The B on the down tube lug behind the head tube seems to be embossed and not engraved.
Any info on ID'ing her will be greatly appreciated.


----------



## jmitro (Jun 29, 2011)

sorry I can't help, but looks like a great restoration project!


----------



## r3xnvb (Jan 19, 2012)

Rear drops


----------



## r3xnvb (Jan 19, 2012)

Embossed B on down tube lug behind head tube


----------



## r3xnvb (Jan 19, 2012)

Brake bridge


----------



## r3xnvb (Jan 19, 2012)

Panto on seat stay


----------



## r3xnvb (Jan 19, 2012)

I've heard that it may be a Super Leggera, but this does not have a brazed on fd hanger. Really need help in ID'ing this frame, so I could decide what to do next with it. Thinking of bringing it back to it's former glory if its a rare model but will do a neo-retro with 130 spacing if not.


----------



## Iwannapodiumgirl (Jun 26, 2002)

The serial number "6.N" suggest a 1986 model. I don't think it's a Super Leggera as your frame has Gipiemme dropouts and the SL had Columbus dropouts. I'd say it's a Professional or a Campione Del Mondo. Nice Italian made Italian steel frame!

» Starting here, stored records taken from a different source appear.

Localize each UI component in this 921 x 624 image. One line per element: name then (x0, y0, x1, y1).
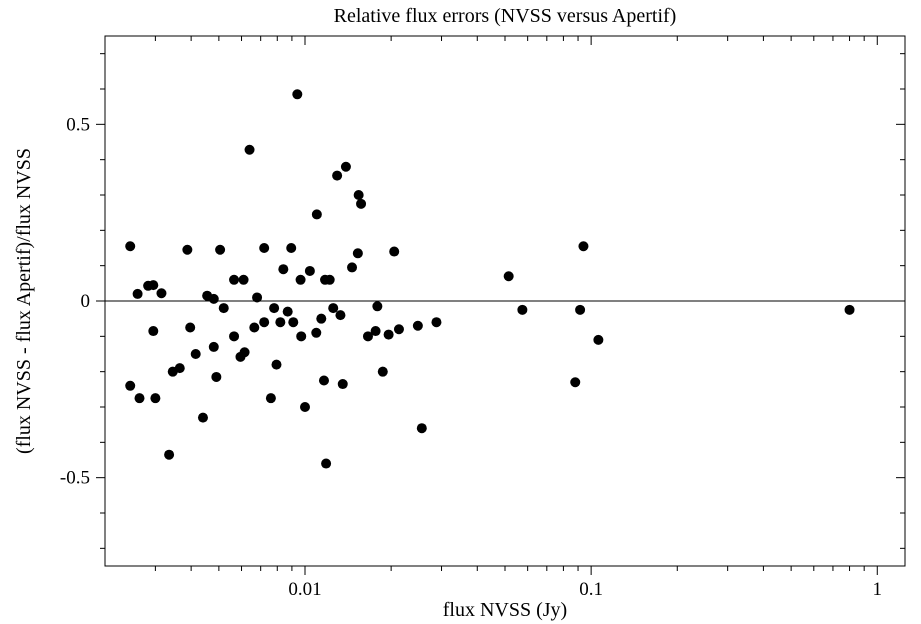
data-point (259, 317, 269, 327)
data-point (288, 317, 298, 327)
data-point (325, 275, 335, 285)
data-point (300, 402, 310, 412)
chart-container: -0.5 0 0.5 0.01 0.1 1 Relative flux errors (NV… (0, 0, 921, 624)
data-point (252, 292, 262, 302)
data-point (305, 266, 315, 276)
data-point (431, 317, 441, 327)
data-point (125, 241, 135, 251)
data-point (240, 347, 250, 357)
x-tick-label: 1 (873, 579, 883, 600)
data-point (593, 335, 603, 345)
scatter-chart: -0.5 0 0.5 0.01 0.1 1 Relative flux errors (NV… (0, 0, 921, 624)
data-point (266, 393, 276, 403)
data-point (578, 241, 588, 251)
data-point (219, 303, 229, 313)
data-point (372, 301, 382, 311)
data-point (338, 379, 348, 389)
data-point (229, 275, 239, 285)
data-point (319, 376, 329, 386)
data-point (353, 248, 363, 258)
data-point (283, 307, 293, 317)
x-tick-label: 0.1 (579, 579, 603, 600)
data-point (156, 288, 166, 298)
data-point (845, 305, 855, 315)
data-point (332, 171, 342, 181)
data-point (286, 243, 296, 253)
data-point (182, 245, 192, 255)
data-point (198, 413, 208, 423)
x-tick-label: 0.01 (288, 579, 321, 600)
chart-title: Relative flux errors (NVSS versus Aperti… (334, 5, 677, 27)
data-point (239, 275, 249, 285)
data-point (133, 289, 143, 299)
data-point (164, 450, 174, 460)
data-point (148, 280, 158, 290)
data-point (354, 190, 364, 200)
data-point (229, 331, 239, 341)
data-point (321, 459, 331, 469)
data-point (259, 243, 269, 253)
data-point (316, 314, 326, 324)
y-tick-label: 0 (81, 291, 91, 312)
data-point (356, 199, 366, 209)
data-point (245, 145, 255, 155)
data-point (570, 377, 580, 387)
data-point (150, 393, 160, 403)
data-point (335, 310, 345, 320)
data-point (211, 372, 221, 382)
data-point (394, 324, 404, 334)
data-point (125, 381, 135, 391)
data-point (575, 305, 585, 315)
data-point (517, 305, 527, 315)
y-tick-label: -0.5 (60, 468, 90, 489)
data-point (417, 423, 427, 433)
data-point (347, 262, 357, 272)
data-point (269, 303, 279, 313)
data-point (209, 294, 219, 304)
x-axis-label: flux NVSS (Jy) (443, 599, 567, 621)
data-point (249, 323, 259, 333)
data-point (504, 271, 514, 281)
data-point (389, 247, 399, 257)
data-point (135, 393, 145, 403)
data-point (296, 275, 306, 285)
y-axis-label: (flux NVSS - flux Apertif)/flux NVSS (13, 148, 35, 454)
data-point (191, 349, 201, 359)
data-point (328, 303, 338, 313)
data-point (311, 328, 321, 338)
data-point (275, 317, 285, 327)
data-point (312, 209, 322, 219)
data-point (371, 326, 381, 336)
data-point (296, 331, 306, 341)
data-point (271, 360, 281, 370)
data-point (278, 264, 288, 274)
y-tick-label: 0.5 (66, 114, 90, 135)
data-point (384, 330, 394, 340)
data-point (185, 323, 195, 333)
data-point (413, 321, 423, 331)
data-point (378, 367, 388, 377)
data-point (148, 326, 158, 336)
data-point (175, 363, 185, 373)
data-point (209, 342, 219, 352)
data-point (215, 245, 225, 255)
data-point (292, 89, 302, 99)
data-point (341, 162, 351, 172)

I suggest you repaint it celeste and put on a 1986 Campagnolo Groupset - Nuovo Record would look sweet!


----------



## LostViking (Jul 18, 2008)

Iwannapodiumgirl said:


> The serial number "6.N" suggest a 1986 model. I don't think it's a Super Leggera as your frame has Gipiemme dropouts and the SL had Columbus dropouts. I'd say it's a Professional or a Campione Del Mondo. Nice Italian made Italian steel frame!
> 
> I suggest you repaint it celeste and put on a 1986 Campagnolo Groupset - Nuovo Record would look sweet!


+1 Yes do - and keep us updated on how it goes!

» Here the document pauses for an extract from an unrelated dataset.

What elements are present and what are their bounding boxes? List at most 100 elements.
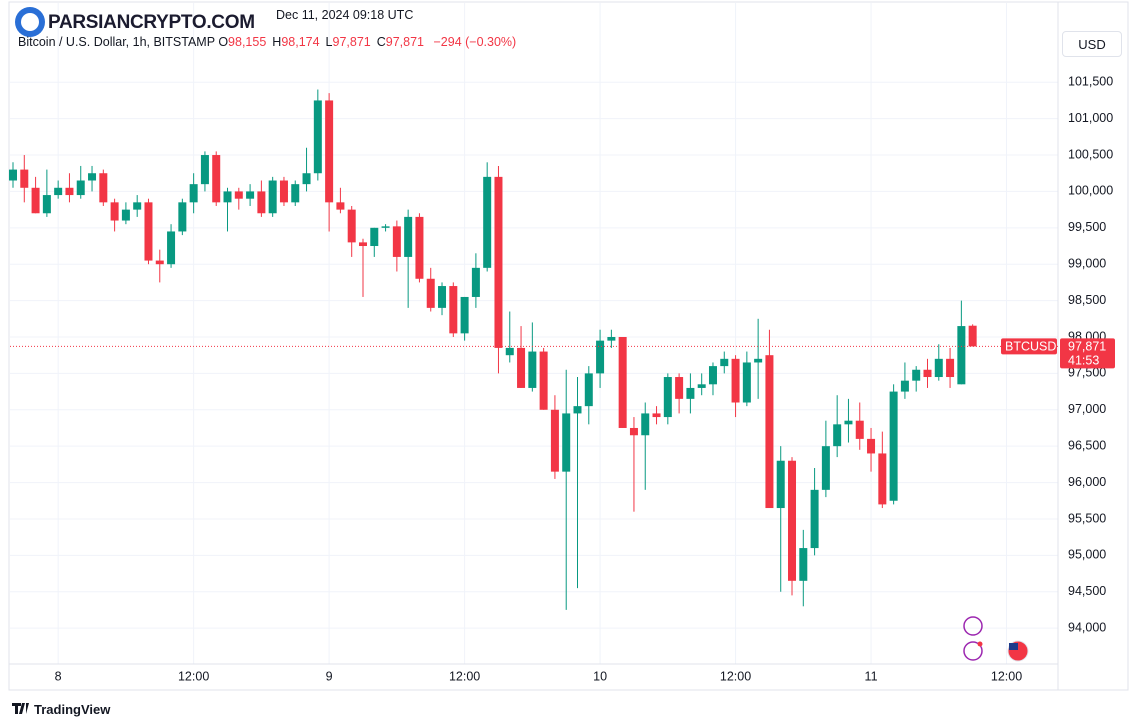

I'm a novice at this kind of thing so learn a lot from following these restoration threads - I suspect you might get some useful input from others here as well who have done this kind of thing before.

Good luck with it! :thumbsup:

BTW: What's the frame size? Just curious.


----------



## r3xnvb (Jan 19, 2012)

LostViking said:


> +1 Yes do - and keep us updated on how it goes!
> 
> I'm a novice at this kind of thing so learn a lot from following these restoration threads - I suspect you might get some useful input from others here as well who have done this kind of thing before.
> 
> ...


The frame is a 57 but I'm just gonna give it to my dad. he'll try and restore it and as for me... i'm on the hunt again.
Will keep you posted with developments as they come.


----------



## kai55 (Jun 11, 2011)

Wrong thread


----------